Sécheresse-Climat : » La maison brûle »
Après l’ère de l’« anthropocène », du « capitalocène » et du « technocène », le philosophe et économiste Guillaume Quiquerez propose, dans une tribune au « Monde », celle du « corporocène », afin de mieux prendre en compte la responsabilité des grandes entreprises dotées d’une personnalité morale dans la croissance des émissions de gaz à effet de serre.
C’était à la fin de l’été 2002, il y a vingt ans. Reprenant la métaphore soufflée par [le physicien et géopolitologue] Jean-Paul Deléage, le président Chirac marquait les esprits lors du 4e Sommet de la Terre à Johannesburg (Afrique du Sud), en déclarant à la tribune : « Notre maison brûle et nous regardons ailleurs. »
Quelques mois auparavant, le chimiste de l’atmosphère Paul Crutzen (1933-2021) avait publié un article fondateur dans Nature, « Geology of mankind », où il qualifiait d’« anthropocène » la nouvelle ère géologique causée par l’activité humaine.
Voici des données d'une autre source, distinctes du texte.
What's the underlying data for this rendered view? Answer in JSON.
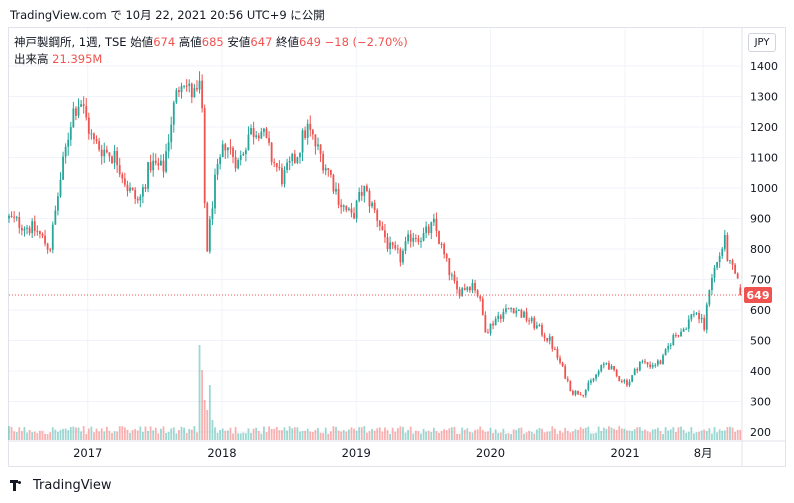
{
  "header": {
    "publish_line": "TradingView.com で 10月 22, 2021 20:56 UTC+9 に公開"
  },
  "legend": {
    "symbol": "神戸製鋼所, 1週, TSE",
    "open_label": "始値",
    "open_value": "674",
    "high_label": "高値",
    "high_value": "685",
    "low_label": "安値",
    "low_value": "647",
    "close_label": "終値",
    "close_value": "649",
    "change": "−18 (−2.70%)",
    "volume_label": "出来高",
    "volume_value": "21.395M"
  },
  "currency_button": "JPY",
  "price_tag": "649",
  "footer": {
    "brand": "TradingView"
  },
  "colors": {
    "up": "#26a69a",
    "down": "#ef5350",
    "grid": "#f0f3fa",
    "last_line": "#ef5350"
  },
  "chart_data": {
    "type": "candlestick",
    "interval": "1 week",
    "y_ticks": [
      200,
      300,
      400,
      500,
      600,
      700,
      800,
      900,
      1000,
      1100,
      1200,
      1300,
      1400
    ],
    "ylim": [
      160,
      1440
    ],
    "x_ticks": [
      {
        "label": "2017",
        "date": "2017-01-01"
      },
      {
        "label": "2018",
        "date": "2018-01-01"
      },
      {
        "label": "2019",
        "date": "2019-01-01"
      },
      {
        "label": "2020",
        "date": "2020-01-01"
      },
      {
        "label": "2021",
        "date": "2021-01-01"
      },
      {
        "label": "8月",
        "date": "2021-08-01"
      }
    ],
    "xlim": [
      "2016-06-01",
      "2021-11-12"
    ],
    "last_close": 649,
    "anchors": [
      [
        "2016-06-01",
        900
      ],
      [
        "2016-08-15",
        860
      ],
      [
        "2016-09-20",
        800
      ],
      [
        "2016-10-15",
        1000
      ],
      [
        "2016-11-20",
        1250
      ],
      [
        "2016-12-12",
        1290
      ],
      [
        "2017-01-15",
        1150
      ],
      [
        "2017-02-20",
        1120
      ],
      [
        "2017-03-20",
        1100
      ],
      [
        "2017-04-20",
        1000
      ],
      [
        "2017-05-20",
        950
      ],
      [
        "2017-06-20",
        1080
      ],
      [
        "2017-07-25",
        1060
      ],
      [
        "2017-08-20",
        1250
      ],
      [
        "2017-09-15",
        1380
      ],
      [
        "2017-10-01",
        1320
      ],
      [
        "2017-10-25",
        1300
      ],
      [
        "2017-11-05",
        1360
      ],
      [
        "2017-11-12",
        1050
      ],
      [
        "2017-11-20",
        780
      ],
      [
        "2017-12-10",
        1000
      ],
      [
        "2018-01-10",
        1150
      ],
      [
        "2018-02-15",
        1080
      ],
      [
        "2018-03-15",
        1180
      ],
      [
        "2018-04-15",
        1200
      ],
      [
        "2018-05-15",
        1100
      ],
      [
        "2018-06-15",
        1030
      ],
      [
        "2018-07-20",
        1100
      ],
      [
        "2018-08-20",
        1200
      ],
      [
        "2018-09-20",
        1120
      ],
      [
        "2018-10-20",
        1050
      ],
      [
        "2018-11-20",
        950
      ],
      [
        "2018-12-20",
        900
      ],
      [
        "2019-01-20",
        1000
      ],
      [
        "2019-03-01",
        900
      ],
      [
        "2019-04-01",
        800
      ],
      [
        "2019-05-01",
        770
      ],
      [
        "2019-06-01",
        850
      ],
      [
        "2019-07-01",
        840
      ],
      [
        "2019-08-01",
        880
      ],
      [
        "2019-09-01",
        760
      ],
      [
        "2019-10-01",
        660
      ],
      [
        "2019-11-15",
        690
      ],
      [
        "2019-12-01",
        640
      ],
      [
        "2019-12-20",
        530
      ],
      [
        "2020-01-20",
        580
      ],
      [
        "2020-03-01",
        610
      ],
      [
        "2020-04-01",
        580
      ],
      [
        "2020-05-01",
        550
      ],
      [
        "2020-06-10",
        500
      ],
      [
        "2020-07-10",
        420
      ],
      [
        "2020-08-10",
        330
      ],
      [
        "2020-09-10",
        330
      ],
      [
        "2020-10-10",
        380
      ],
      [
        "2020-11-10",
        430
      ],
      [
        "2020-12-10",
        380
      ],
      [
        "2021-01-10",
        360
      ],
      [
        "2021-02-10",
        430
      ],
      [
        "2021-03-10",
        420
      ],
      [
        "2021-04-10",
        430
      ],
      [
        "2021-05-10",
        510
      ],
      [
        "2021-06-10",
        540
      ],
      [
        "2021-07-10",
        600
      ],
      [
        "2021-08-05",
        540
      ],
      [
        "2021-08-20",
        700
      ],
      [
        "2021-09-10",
        760
      ],
      [
        "2021-09-28",
        830
      ],
      [
        "2021-10-10",
        750
      ],
      [
        "2021-10-25",
        720
      ],
      [
        "2021-11-12",
        649
      ]
    ]
  }
}
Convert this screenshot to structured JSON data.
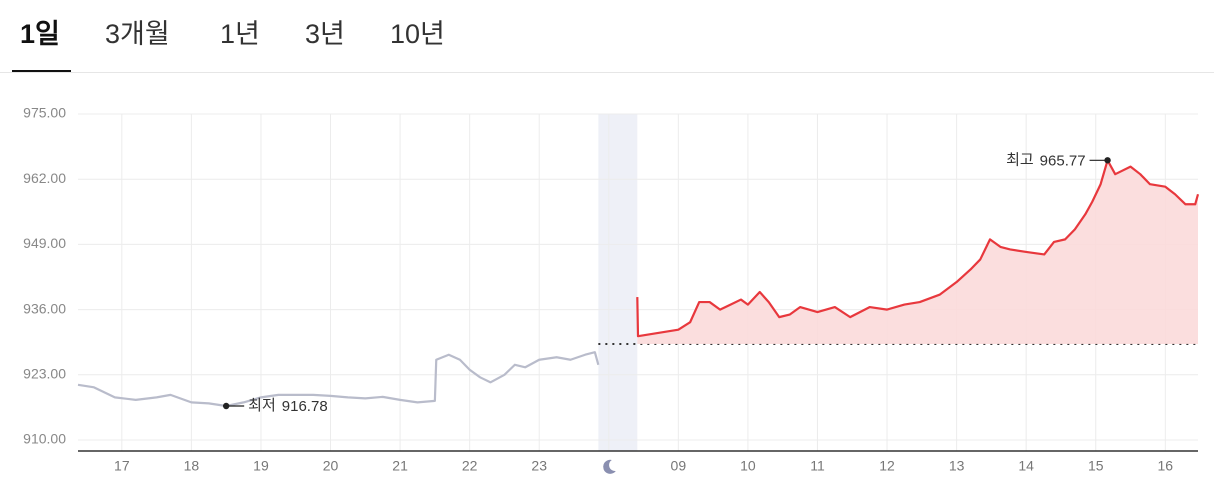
{
  "tabs": [
    "1일",
    "3개월",
    "1년",
    "3년",
    "10년"
  ],
  "chart_data": {
    "type": "line",
    "xlim": [
      -0.63,
      15.47
    ],
    "xticks": [
      {
        "value": 0,
        "label": "17"
      },
      {
        "value": 1,
        "label": "18"
      },
      {
        "value": 2,
        "label": "19"
      },
      {
        "value": 3,
        "label": "20"
      },
      {
        "value": 4,
        "label": "21"
      },
      {
        "value": 5,
        "label": "22"
      },
      {
        "value": 6,
        "label": "23"
      },
      {
        "value": 7,
        "label": null
      },
      {
        "value": 8,
        "label": "09"
      },
      {
        "value": 9,
        "label": "10"
      },
      {
        "value": 10,
        "label": "11"
      },
      {
        "value": 11,
        "label": "12"
      },
      {
        "value": 12,
        "label": "13"
      },
      {
        "value": 13,
        "label": "14"
      },
      {
        "value": 14,
        "label": "15"
      },
      {
        "value": 15,
        "label": "16"
      }
    ],
    "ylim": [
      910,
      975
    ],
    "yticks": [
      {
        "value": 910,
        "label": "910.00"
      },
      {
        "value": 923,
        "label": "923.00"
      },
      {
        "value": 936,
        "label": "936.00"
      },
      {
        "value": 949,
        "label": "949.00"
      },
      {
        "value": 962,
        "label": "962.00"
      },
      {
        "value": 975,
        "label": "975.00"
      }
    ],
    "grid": true,
    "night_band": [
      6.85,
      7.41
    ],
    "reference_line": 929.14,
    "series": [
      {
        "color": "#b9bccb",
        "fill": false,
        "x": [
          -0.63,
          -0.4,
          -0.25,
          -0.1,
          0.2,
          0.5,
          0.7,
          1.0,
          1.25,
          1.5,
          1.75,
          2.0,
          2.25,
          2.5,
          2.75,
          3.0,
          3.25,
          3.5,
          3.75,
          4.0,
          4.25,
          4.5,
          4.52,
          4.7,
          4.86,
          5.0,
          5.15,
          5.3,
          5.5,
          5.65,
          5.8,
          6.0,
          6.25,
          6.45,
          6.66,
          6.8,
          6.85
        ],
        "values": [
          921,
          920.5,
          919.5,
          918.5,
          918,
          918.5,
          919,
          917.5,
          917.3,
          916.78,
          917.5,
          918.5,
          919,
          919,
          919,
          918.8,
          918.5,
          918.3,
          918.6,
          918,
          917.5,
          917.8,
          926,
          927,
          926,
          924,
          922.5,
          921.5,
          923,
          925,
          924.5,
          926,
          926.5,
          926,
          927,
          927.5,
          925
        ]
      },
      {
        "color": "#e8383d",
        "fill": true,
        "x": [
          7.41,
          7.42,
          8.0,
          8.17,
          8.3,
          8.45,
          8.6,
          8.75,
          8.9,
          9.0,
          9.17,
          9.3,
          9.45,
          9.6,
          9.75,
          10.0,
          10.25,
          10.47,
          10.75,
          11.0,
          11.25,
          11.47,
          11.76,
          12.0,
          12.2,
          12.34,
          12.48,
          12.63,
          12.77,
          13.0,
          13.26,
          13.4,
          13.56,
          13.7,
          13.85,
          13.95,
          14.07,
          14.17,
          14.28,
          14.5,
          14.64,
          14.78,
          15.0,
          15.14,
          15.29,
          15.43,
          15.47
        ],
        "values": [
          938.5,
          930.7,
          932,
          933.5,
          937.5,
          937.5,
          936,
          937,
          938,
          937,
          939.5,
          937.5,
          934.5,
          935,
          936.5,
          935.5,
          936.5,
          934.5,
          936.5,
          936,
          937,
          937.5,
          939,
          941.5,
          944,
          946,
          950,
          948.5,
          948,
          947.5,
          947,
          949.5,
          950,
          952,
          955,
          957.5,
          961,
          965.77,
          963,
          964.5,
          963,
          961,
          960.5,
          959,
          957,
          957,
          959
        ]
      }
    ],
    "annotations": [
      {
        "label": "최저",
        "x": 1.5,
        "value": 916.78,
        "side": "right"
      },
      {
        "label": "최고",
        "x": 14.17,
        "value": 965.77,
        "side": "left"
      }
    ]
  }
}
Cela faisait déjà plusieurs décennies que l’on savait que la croissance des émissions de gaz à effet de serre aurait pour conséquence de changer le climat. Mais, pour beaucoup, l’affaire demeurait abstraite.
Si l’on compte à partir du début de l’ère industrielle, la concentration atmosphérique en dioxyde de carbone a augmenté de moitié. En parallèle, celle du méthane, gaz étrangement évacué des débats publics, a bien plus que doublé. Dès 2003, la France connaissait une canicule occasionnant environ 15 000 morts en vingt-quatre jours. Depuis, année après année, de métaphorique, la « brûlure » est progressivement devenue épreuve.
En cet été 2022, notre maison brûle, vraiment : le feu dévore les forêts, le lit des rivières s’assèche, les glaciers et le pergélisol fondent, des événements climatiques jadis rares secouent la planète pendant que la canicule dérègle les équilibres complexes patiemment forgés au sein des écosystèmes océaniques.